Eastern prairie fringed orchid growing in a soybean field. - Photo Credit: Melissa Moser, Ohio Department of Natural Resources

The eastern prairie fringed orchid (Platanthera leucophaea), a federally listed threatened species, is a tall, showy orchid found in wet prairies, sedge meadows, and moist road-side ditches. It can grow to be between 8-40 inches tall and can often be spotted from the road when it is in bloom. The historical range of the eastern prairie fringed orchid includes Iowa, Illinois, Wisconsin, Michigan, Ohio, and Maine.

Here in Ohio, we have 11 active sites. Most of our orchid sites occur on state Wildlife Areas or the Ottawa National Wildlife Refuge. One site is owned by the Clark County Park District. This site contained prairie areas, wet forest areas, and a large area that was still in agricultural production. Orchids were found within openings in the wet forest and scattered wet prairie segments. Some orchids grew on the edge of the cultivated field and some were even located growing within the rows of soybeans! While the Park District did want to take the area out of agricultural production, there was concern that invasive plants would soon colonize and out-compete the native vegetation and maybe even spread into other areas that contained orchids if native plants were not established right away.

In 2012, Biologists from the Ecological Services Office discussed the site with Donnie Knight the Private Lands Biologist for that area of the state. Knight felt that if enough native seed could be obtained the area could be taken out of agricultural production and planted with native seed, preventing establishment of invasive plants. The project area was approximately 80 acres and we needed to find sufficient local native seed appropriate for the site as well as coordinate with the Clark County Park District, who owned the site, for it to be a success. Knight brought together several local park districts that were willing to donate, or provide local native seed at significantly reduced cost. Some seed had even been collected from the site previously. A map was developed of the different habitat areas and the local hydrology of the site was investigated to determine if tile needed to be altered or removed. After it was determined that no additional manipulation of the tile was needed, the site was seeded in February 2013 with native plants appropriate to the area and habitat. 

In June of this year Knight, project partners, and volunteers visited the area to monitor the eastern prairie fringed orchid. The native plants were established and growing. No orchids were found in the newly seeded areas yet but we do not expect this to happen for a few years. We are hoping the seeds in the seed bank as well as additional seed dispersal from the current orchid population will help to colonize the newly planted area. While no orchids were found in the newly planted area we did have a higher number of orchids found in the existing wet prairie and swamp forest habitats at this site compared with another site in the immediate vicinity. 

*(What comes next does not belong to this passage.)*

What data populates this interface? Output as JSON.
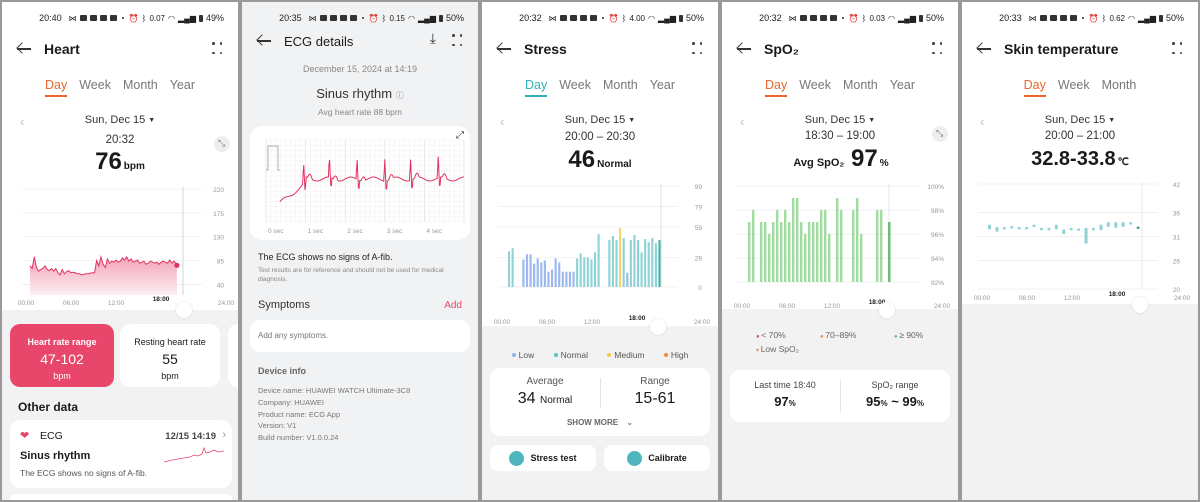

The next step in the project will be to continue to monitor the site for invasive species. Monitoring of the orchid populations will continue to be completed as it has in the past. In future years, we anticipate that management to reduce encroachment of woody vegetation may need to occur as full sun is required for optimum growth and flowering of the orchids. Shading by woody vegetation such as willows and dogwoods is a significant threat to this species at many of our other sites. On the Medway site, which is in the immediate vicinity of this project site, we have worked with Knight to have him dispose of the woody vegetation cut from that site. This year he hopes to provide some special equipment so we do not have to cut and treat the woody plants by hand. Continued cooperation between both programs of the U.S. Fish and Wildlife Service will help to improve habitat quality for the orchid at several of its existing sites.